The Carter Constant for Inclined Orbits About a Massive Kerr Black Hole: near-circular, near-polar orbits

TL;DR

This paper introduces the abutment as a tool to test and improve the evolution equations of the Carter constant for inclined orbits around Kerr black holes, demonstrating its utility with elliptical orbit calculations.

Contribution

It presents the abutment as a new independent testing ground for Carter constant evolution equations in Kerr spacetime.

Findings

Derived dQ/dt from published dl/dt and de/dt formulas matched known results to second order in eccentricity.

Validated the abutment as a useful tool for testing Carter constant evolution equations.

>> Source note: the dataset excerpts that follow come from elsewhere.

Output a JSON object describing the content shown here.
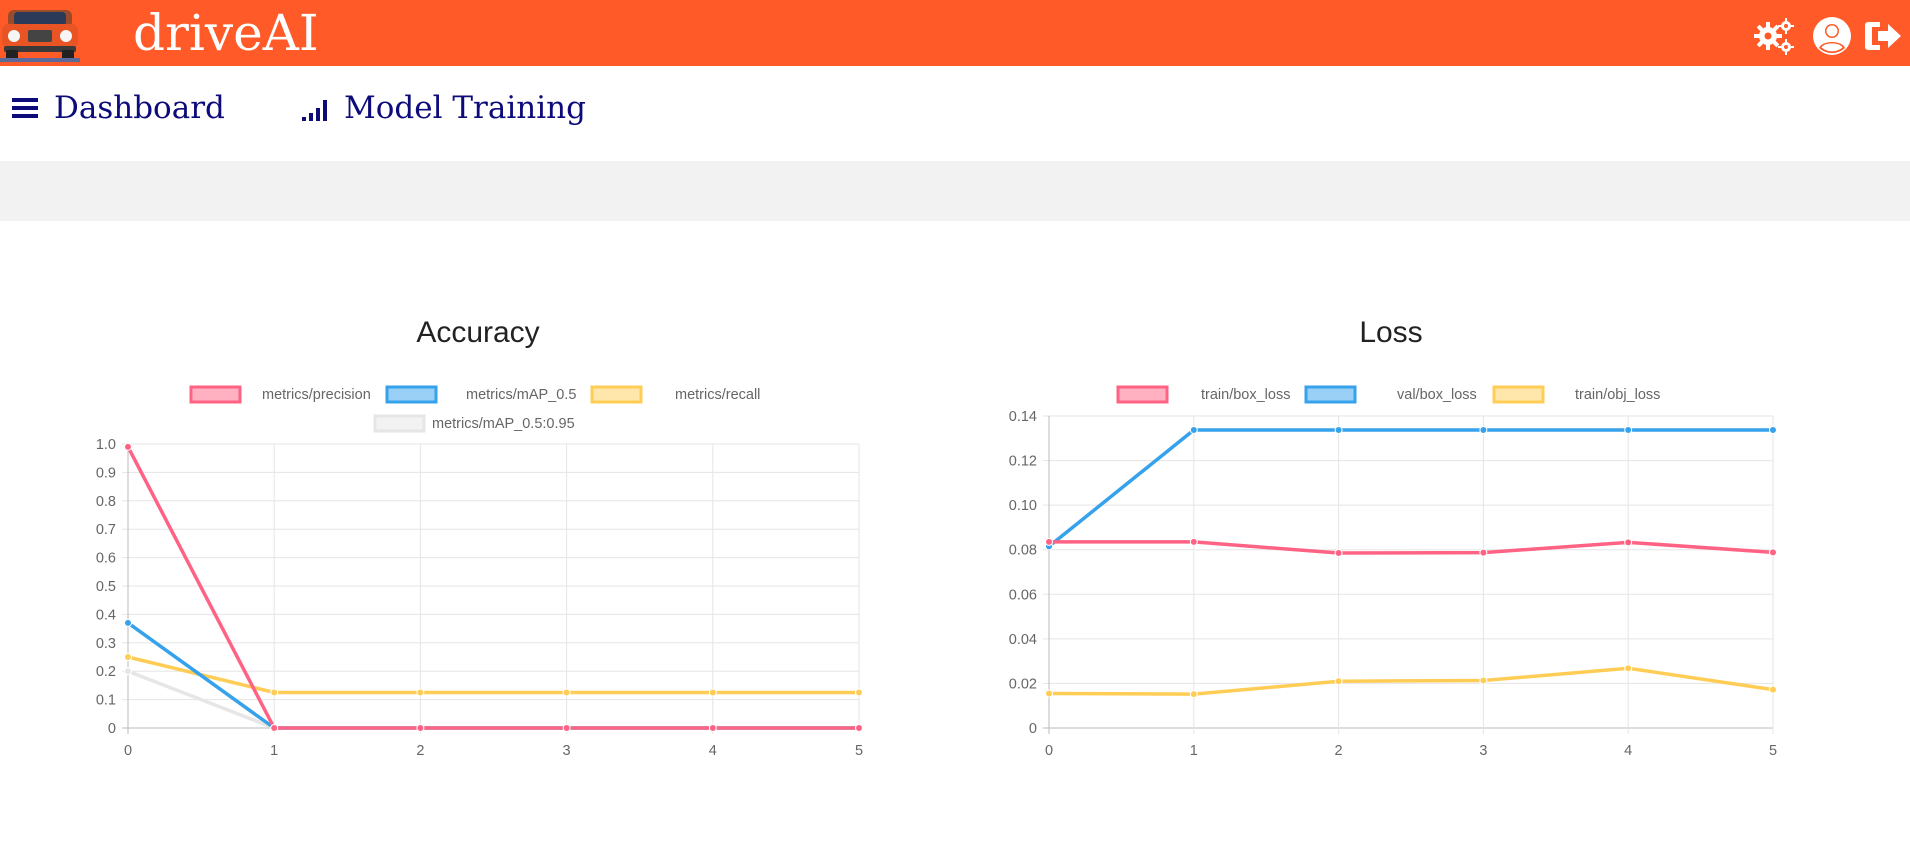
{
  "header": {
    "brand": "driveAI",
    "icons": [
      "car-logo-icon",
      "gears-icon",
      "user-circle-icon",
      "sign-out-icon"
    ],
    "background": "#ff5a27"
  },
  "nav": {
    "items": [
      {
        "label": "Dashboard",
        "icon": "hamburger-menu-icon"
      },
      {
        "label": "Model Training",
        "icon": "signal-bars-icon"
      }
    ]
  },
  "chart_data": [
    {
      "type": "line",
      "title": "Accuracy",
      "x": [
        0,
        1,
        2,
        3,
        4,
        5
      ],
      "ylim": [
        0,
        1.0
      ],
      "yticks": [
        "0",
        "0.1",
        "0.2",
        "0.3",
        "0.4",
        "0.5",
        "0.6",
        "0.7",
        "0.8",
        "0.9",
        "1.0"
      ],
      "xticks": [
        "0",
        "1",
        "2",
        "3",
        "4",
        "5"
      ],
      "grid": true,
      "legend": "top",
      "series": [
        {
          "name": "metrics/precision",
          "color": "#ff6384",
          "fill": "#ffb1c1",
          "values": [
            0.99,
            0,
            0,
            0,
            0,
            0
          ]
        },
        {
          "name": "metrics/mAP_0.5",
          "color": "#36a2eb",
          "fill": "#9ad0f5",
          "values": [
            0.37,
            0,
            0,
            0,
            0,
            0
          ]
        },
        {
          "name": "metrics/recall",
          "color": "#ffcd56",
          "fill": "#ffe6aa",
          "values": [
            0.25,
            0.125,
            0.125,
            0.125,
            0.125,
            0.125
          ]
        },
        {
          "name": "metrics/mAP_0.5:0.95",
          "color": "#e6e6e6",
          "fill": "#f2f2f2",
          "values": [
            0.2,
            0,
            0,
            0,
            0,
            0
          ]
        }
      ]
    },
    {
      "type": "line",
      "title": "Loss",
      "x": [
        0,
        1,
        2,
        3,
        4,
        5
      ],
      "ylim": [
        0,
        0.14
      ],
      "yticks": [
        "0",
        "0.02",
        "0.04",
        "0.06",
        "0.08",
        "0.10",
        "0.12",
        "0.14"
      ],
      "xticks": [
        "0",
        "1",
        "2",
        "3",
        "4",
        "5"
      ],
      "grid": true,
      "legend": "top",
      "series": [
        {
          "name": "train/box_loss",
          "color": "#ff6384",
          "fill": "#ffb1c1",
          "values": [
            0.0835,
            0.0835,
            0.0785,
            0.0787,
            0.0833,
            0.0788
          ]
        },
        {
          "name": "val/box_loss",
          "color": "#36a2eb",
          "fill": "#9ad0f5",
          "values": [
            0.0815,
            0.1337,
            0.1337,
            0.1337,
            0.1337,
            0.1337
          ]
        },
        {
          "name": "train/obj_loss",
          "color": "#ffcd56",
          "fill": "#ffe6aa",
          "values": [
            0.0155,
            0.0152,
            0.021,
            0.0213,
            0.0268,
            0.0172
          ]
        }
      ]
    }
  ]
}
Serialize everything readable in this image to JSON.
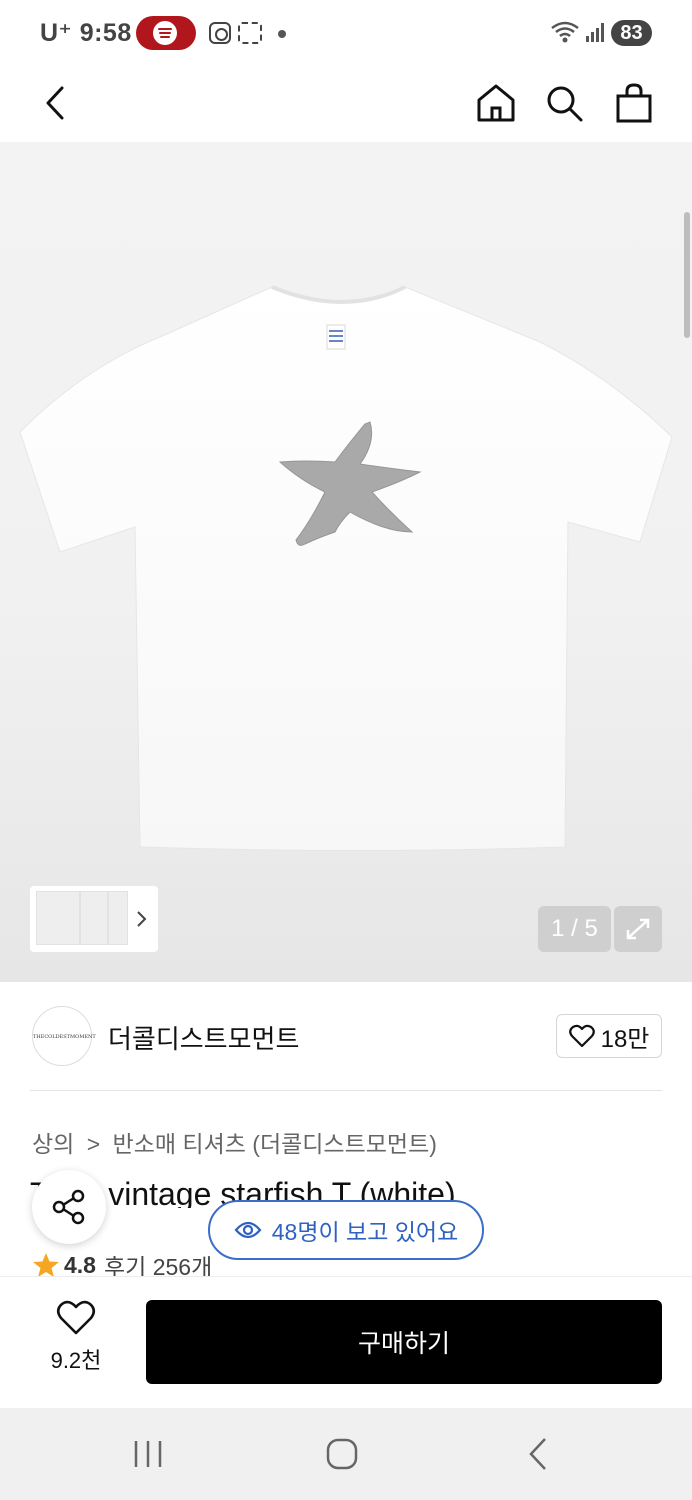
{
  "status_bar": {
    "carrier": "U⁺",
    "time": "9:58",
    "battery": "83"
  },
  "header": {
    "back_icon": "chevron-left-icon",
    "home_icon": "home-icon",
    "search_icon": "search-icon",
    "bag_icon": "shopping-bag-icon"
  },
  "gallery": {
    "counter": "1 / 5",
    "thumbnail_count": 3,
    "expand_icon": "expand-icon"
  },
  "brand": {
    "name": "더콜디스트모먼트",
    "logo_text": "THECOLDESTMOMENT",
    "likes": "18만"
  },
  "product": {
    "breadcrumb_category": "상의",
    "breadcrumb_separator": ">",
    "breadcrumb_sub": "반소매 티셔츠 (더콜디스트모먼트)",
    "title": "TCM vintage starfish T (white)",
    "rating": "4.8",
    "reviews": "후기 256개"
  },
  "viewers_badge": {
    "text": "48명이 보고 있어요"
  },
  "action_bar": {
    "wishlist_count": "9.2천",
    "buy_label": "구매하기"
  },
  "colors": {
    "spotify_badge": "#b0161c",
    "viewers_accent": "#2f62c0",
    "buy_button": "#000000",
    "star": "#f5a623"
  }
}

Suggested potential for improving accuracy of evolution equations at higher orders.

Abstract

In an extreme mass-ratio binary black hole system, a non-equatorial orbit will list (i.e. increase its angle of inclination, {\iota}) as it evolves in Kerr spacetime. The abutment, a set of evolving, near-polar, retrograde orbits, for which the instantaneous Carter constant (Q) is at its maximum value (Q_{X}) for given values of latus rectum (l) and eccentricity (e), has been introduced as a laboratory in which the consistency of dQ/dt with corresponding evolution equations for dl/dt and de/dt might be tested independently of a specific radiation back-reaction model. To demonstrate the use of the abutment as such a laboratory, a derivation of dQ/dt, based only on published formulae for dl/dt and de/dt, was performed for elliptical orbits on the abutment. The resulting expression for dQ/dt matched the published result to the second order in e. We believe the abutment is a potentially useful tool for improving the accuracy of evolution equations to higher orders of e and l^{1}.